L’association a été fondée en 2011 par Hansjorg Huber, un entrepreneur d’origine suisse allemande, 73 ans aujourd’hui, qui a décidé en accord avec son épouse et ses trois fils, de consacrer la moitié de sa fortune acquise dans le courtage d’assurance, à redonner le sourire et un cadre de vie et d’éducation d’exception aux enfants abandonnés. Des enfants issus de viols ou de promesses de mariage non tenues, qu’une société encore sous le joug pesant de la religion et de traditions séculaires stigmatise et exclut de fait, jusqu’à leur dénier une quelconque reconnaissance juridique et sociétale.

Tabou sociétal

Des "non-êtres" que les statistiques officielles évaluent à 10.000 naissances chaque année, mais que Hansjorg Huber estime plutôt entre 30 et 40.000. Autant d’enfants dont la condition de paria, et l’opprobre populaire dont ils font l’objet, les marquent d’un sceau infâmant déjà dans le ventre de leurs mères. Des mères souvent très jeunes, issues des populations en situation d’extrême pauvreté, ayant été violentées, humiliées, rejetées, en proie à la peur et au cataclysme psychique permanents. Rappelons, en effet, que l’article 490 du code pénal marocain prévoit une peine de prison pour toute personne ayant eu des relations sexuelles hors mariage et un recours à l’avortement. Une disposition qui accroît d’autant plus la situation de ces nombreuses "mères célibataires" qui, pour le coup, se retrouvent sans aucune sorte de protection sociale. Rien d’étonnant, par là-même, qu’environ « 5000 enfants, selon la militante associative Aicha Chenna, sont annuellement abandonnés au Maroc, sans compter les nourrissons, au nombre de 24 quotidiennement jetés dans les poubelles !

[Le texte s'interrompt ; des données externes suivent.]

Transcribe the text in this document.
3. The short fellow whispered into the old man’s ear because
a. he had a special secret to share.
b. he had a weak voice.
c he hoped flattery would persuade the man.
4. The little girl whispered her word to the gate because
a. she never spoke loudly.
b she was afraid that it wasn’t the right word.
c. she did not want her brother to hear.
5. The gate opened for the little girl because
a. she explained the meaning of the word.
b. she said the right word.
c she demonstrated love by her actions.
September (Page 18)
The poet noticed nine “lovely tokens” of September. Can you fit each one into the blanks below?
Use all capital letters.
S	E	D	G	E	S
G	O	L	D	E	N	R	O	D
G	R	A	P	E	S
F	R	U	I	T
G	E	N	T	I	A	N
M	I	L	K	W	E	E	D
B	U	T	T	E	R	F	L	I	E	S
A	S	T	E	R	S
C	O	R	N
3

L’éducation contre les préjugés

Avec ce premier village, inauguré le 17 avril 2015, 143 enfants - dont une dizaine atteints d’un handicap lourd - y sont actuellement accueillis et pris en charge par d’extraordinaires "mamans" de substitution et un personnel éducatif et soignant de tout premier ordre (au total 60 employés et une vingtaine de bénévoles). Le but poursuivi par Hansjorg Huber et ses collaborateurs : montrer et prouver par un système éducatif basé sur la résilience, l’amour, le respect, la tolérance, les valeurs philosophiques, culturelles et religieuses (une mosquée a même été construite à cette fin), l’enseignement de 4 langues (arabe classique, la darija marocaine, le français, l’anglais) la symbiose avec la nature, que ces enfants considérés comme la "lie" de la société marocaine peuvent en devenir les fers de lance et les symboles d’un renouveau.

Un financement 100% privé


Pour assurer au quotidien le fonctionnement de cette structure 100% privée, son initiateur a mis en place différentes sources de financement. Les maisons d’accueil sont ainsi sponsorisées par de grandes sociétés, dont les noms figurent sur des plaques apposées sur la façade de chacune d’elles. Un restaurant a également été mis en orbite où les visiteurs peuvent venir déjeuner moyennant une libre contribution. Des salles sont mises aussi à la location pour des entreprises et des particuliers désireux d’organiser des réunions, des « incentives », et autres évènements. En outre, grand collectionneur d’art devant l’Eternel, Hansjorg Huber a créé un espace-galerie où il met en vente la très grande majorité de ses œuvres (parmi lesquelles une pléthore de signatures prestigieuses), dont les bénéfices recueillis sont intégralement reversés dans les caisses du village.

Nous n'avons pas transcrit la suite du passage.